The same geometric realization formula works for simplicial spaces and defines a functor from simplicial spaces to topological spaces. It doesn't always land in CW-complexes.
By general non-sense there is a right adjoint to the realization which is the singular functor. It associates to a topological space the simplicial set given by $Sing(X):[n] \mapsto map(\Delta^n, X)$. The realization from simplicial spaces to topological space also has an adjoint which is given by the simplicial space $\underline{Sing}(X): [n] \mapsto \underline{map}(\Delta^n, X)$, where $\underline{map}$ denotes the mapping space with the compactly generated compact open topology (I'm assuming all spaces are compactly generated).
A simplcial set can be viewed as a discrete simplicial space and so we have two different singular functors and a natural map of simplicial spaces between them:
$Sing(X) \to \underline{Sing}(X)$
This gives, on geometric realization a map of spaces: $|Sing(X)| \to |\underline{Sing}(X)|$. When X is sufficiently nice this map is known to be a homotopy equivalence, and both spaces are homotopy equivalent to X.
Why is this the map $|Sing(X)| \to |\underline{Sing}(X)|$ a homotopy equivalence? Can this be deduced from some sort of connectivity estimate between the constituent spaces of these simplicial spaces?
I know there is an indirect way to prove this equivalence by comparing both spaces to X, but I'm interested in generalizing this result to some related constructions and so I would like a direct argument which uses the map between them. I'm willing to replaces "simplicial space" by bisimplicial set or to assume that the simplicial space is sufficiently "good". I'm hoping for something related to this question.
Best Answer
There are maps $|Sing(X)| \to |\underline{Sing}(X)| \to X$ which realize to weak homotopy equivalences. The inclusion of the n-skeleton $|Sing(X)|^{(n)}| \to |Sing(X)|$ is n-connected, because this is always true for CW-complexes, and so the map $|Sing(X)|^{(n)} \to X$ is n-connected. You can't really do any better than this estimate because the n-skeleton has zero homology groups in degrees above n.
The simplicial space $\underline{Sing}(X)$ contains the sub-simplicial space of constant simplices $\Delta^n \to X$. This is homeomorphic to $X$ itself and so, if we write $cX$ for the constant simplicial space with value $X$, we get a map $cX \to \underline{Sing}(X)$. This inclusion $X \to \underline{map}(\Delta^n,X)$ is a homotopy equivalence because the simplex is contractible, so this map of simplicial spaces is levelwise a weak equivalence. The geometric realization of $cX$ is $X$ itself, and so is its n-skeleton for all n. An excision argument (which takes some work) will show that the same is true for the simplicial space (at least under good conditions), and so each of the skeleta of $|\underline{Sing}(X)|$ is homotopy equivalent to $X$.

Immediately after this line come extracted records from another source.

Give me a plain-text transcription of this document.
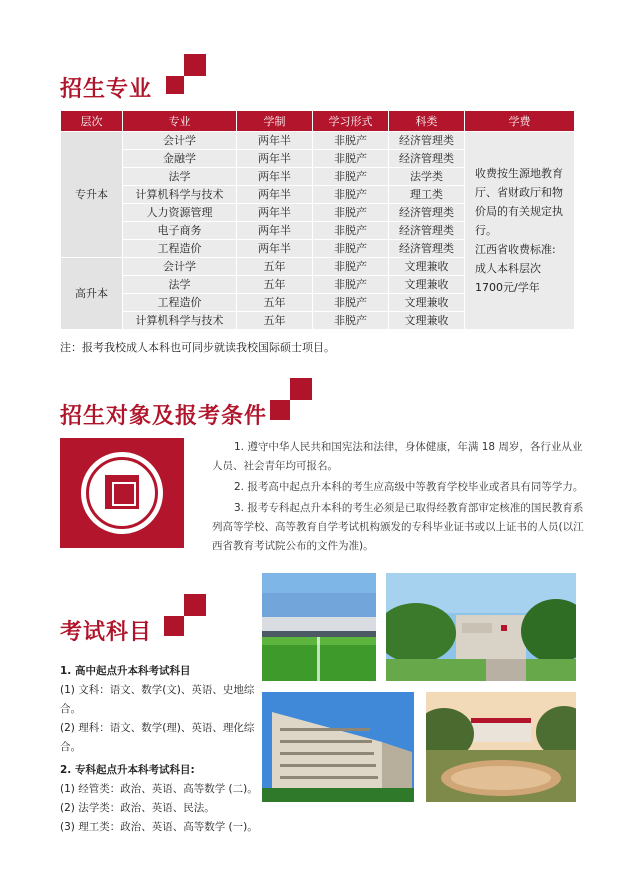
招生专业
层次	专业	学制	学习形式	科类	学费
专升本	会计学	两年半	非脱产	经济管理类	收费按生源地教育厅、省财政厅和物价局的有关规定执行。
江西省收费标准:成人本科层次1700元/学年

	金融学	两年半	非脱产	经济管理类	
	法学	两年半	非脱产	法学类	
	计算机科学与技术	两年半	非脱产	理工类	
	人力资源管理	两年半	非脱产	经济管理类	
	电子商务	两年半	非脱产	经济管理类	
	工程造价	两年半	非脱产	经济管理类	
高升本	会计学	五年	非脱产	文理兼收	
	法学	五年	非脱产	文理兼收	
	工程造价	五年	非脱产	文理兼收	
	计算机科学与技术	五年	非脱产	文理兼收	
注：报考我校成人本科也可同步就读我校国际硕士项目。
招生对象及报考条件

1. 遵守中华人民共和国宪法和法律，身体健康，年满 18 周岁，各行业从业人员、社会青年均可报名。

2. 报考高中起点升本科的考生应高级中等教育学校毕业或者具有同等学力。

3. 报考专科起点升本科的考生必须是已取得经教育部审定核准的国民教育系列高等学校、高等教育自学考试机构颁发的专科毕业证书或以上证书的人员(以江西省教育考试院公布的文件为准)。

考试科目
1. 高中起点升本科考试科目
(1) 文科：语文、数学(文)、英语、史地综合。
(2) 理科：语文、数学(理)、英语、理化综合。
2. 专科起点升本科考试科目:
(1) 经管类：政治、英语、高等数学 (二)。
(2) 法学类：政治、英语、民法。
(3) 理工类：政治、英语、高等数学 (一)。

Therefore the map on n-skeleta is n-connected. I realize that this is the "compare with $X$" game that you mentioned, but my point is that because the simplicial space $\underline{Sing}(X)$ is homotopically constant the comparison $|Sing(X)| \to |\underline{Sing}(X)|$ really is comparing with $X$. From the point of view of homotopy theory it's not arising from good levelwise structure of the map at all, but comes from the simplicial assemblage.
I don't know whether this helps your generalization.